NAFLD (non-alcoholic fatty liver disease), associated with obesity and the cardiometabolic syndrome, is an important medical problem affecting up to 20% of western populations. Evidence indicates that mitochondrial dysfunction plays a critical role in NAFLD initiation and progression to the more serious condition of NASH (non-alcoholic steatohepatitis). Herein we hypothesize that mitochondrial defects induced by exposure to a HFD (high fat diet) contribute to a hypoxic state in liver and this is associated with increased protein modification by RNS (reactive nitrogen species). To test this concept, C57BL/6 mice were pair-fed a control diet and HFD containing 35% and 71% total calories (1 cal≈4.184 J) from fat respectively, for 8 or 16 weeks and liver hypoxia, mitochondrial bioenergetics, NO (nitric oxide)-dependent control of respiration, and 3-NT (3-nitrotyrosine), a marker of protein modification by RNS, were examined. Feeding a HFD for 16 weeks induced NASH-like pathology accompanied by elevated triacylglycerols, increased CYP2E1 (cytochrome P450 2E1) and iNOS (inducible nitric oxide synthase) protein, and significantly enhanced hypoxia in the pericentral region of the liver. Mitochondria from the HFD group showed increased sensitivity to NO-dependent inhibition of respiration compared with controls.

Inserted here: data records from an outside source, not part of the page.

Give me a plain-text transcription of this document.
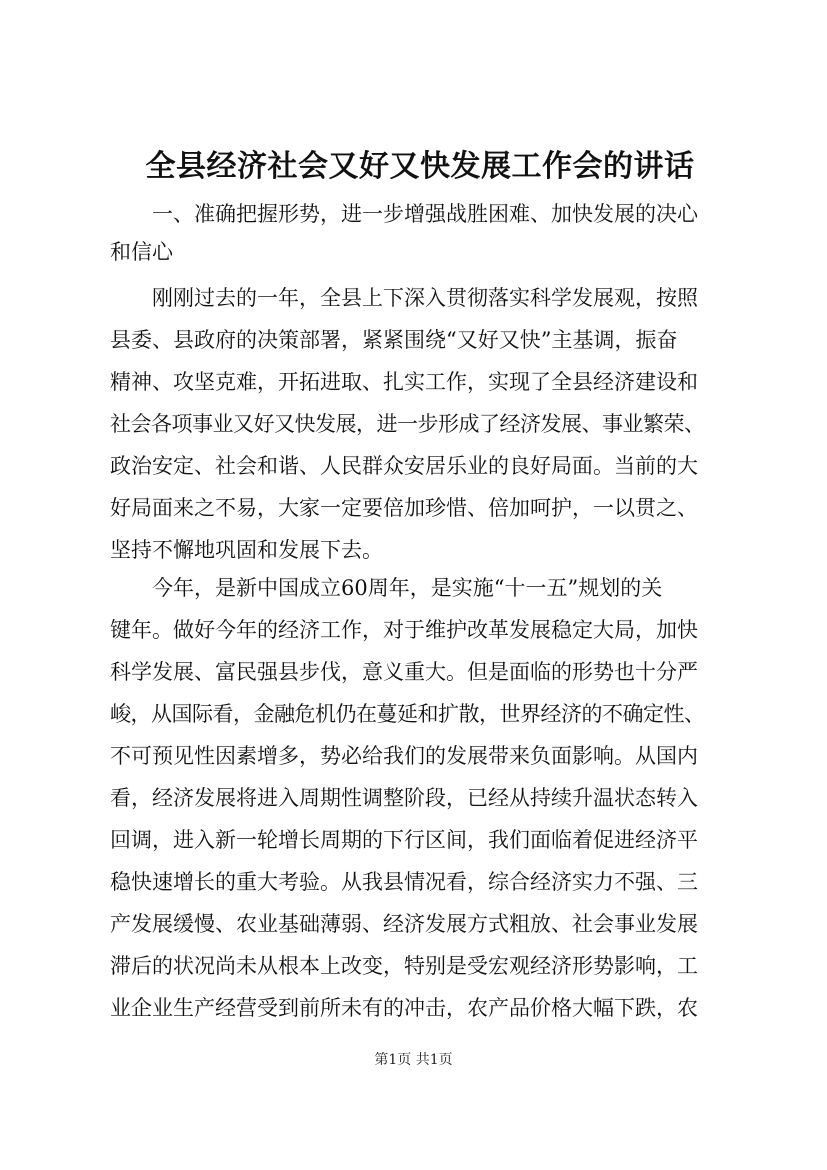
全县经济社会又好又快发展工作会的讲话
一、准确把握形势，进一步增强战胜困难、加快发展的决心
和信心
刚刚过去的一年，全县上下深入贯彻落实科学发展观，按照
县委、县政府的决策部署，紧紧围绕“又好又快”主基调，振奋
精神、攻坚克难，开拓进取、扎实工作，实现了全县经济建设和
社会各项事业又好又快发展，进一步形成了经济发展、事业繁荣、
政治安定、社会和谐、人民群众安居乐业的良好局面。当前的大
好局面来之不易，大家一定要倍加珍惜、倍加呵护，一以贯之、
坚持不懈地巩固和发展下去。
今年，是新中国成立60周年，是实施“十一五”规划的关
键年。做好今年的经济工作，对于维护改革发展稳定大局，加快
科学发展、富民强县步伐，意义重大。但是面临的形势也十分严
峻，从国际看，金融危机仍在蔓延和扩散，世界经济的不确定性、
不可预见性因素增多，势必给我们的发展带来负面影响。从国内
看，经济发展将进入周期性调整阶段，已经从持续升温状态转入
回调，进入新一轮增长周期的下行区间，我们面临着促进经济平
稳快速增长的重大考验。从我县情况看，综合经济实力不强、三
产发展缓慢、农业基础薄弱、经济发展方式粗放、社会事业发展
滞后的状况尚未从根本上改变，特别是受宏观经济形势影响，工
业企业生产经营受到前所未有的冲击，农产品价格大幅下跌，农
第1页 共1页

In addition, accumulation of 3-NT paralleled the hypoxia gradient in vivo and 3-NT levels were increased in mitochondrial proteins. Liver mitochondria from mice fed the HFD for 16 weeks exhibited depressed state 3 respiration, uncoupled respiration, cytochrome c oxidase activity, and mitochondrial membrane potential. These findings indicate that chronic exposure to a HFD negatively affects the bioenergetics of liver mitochondria and this probably contributes to hypoxic stress and deleterious NO-dependent modification of mitochondrial proteins.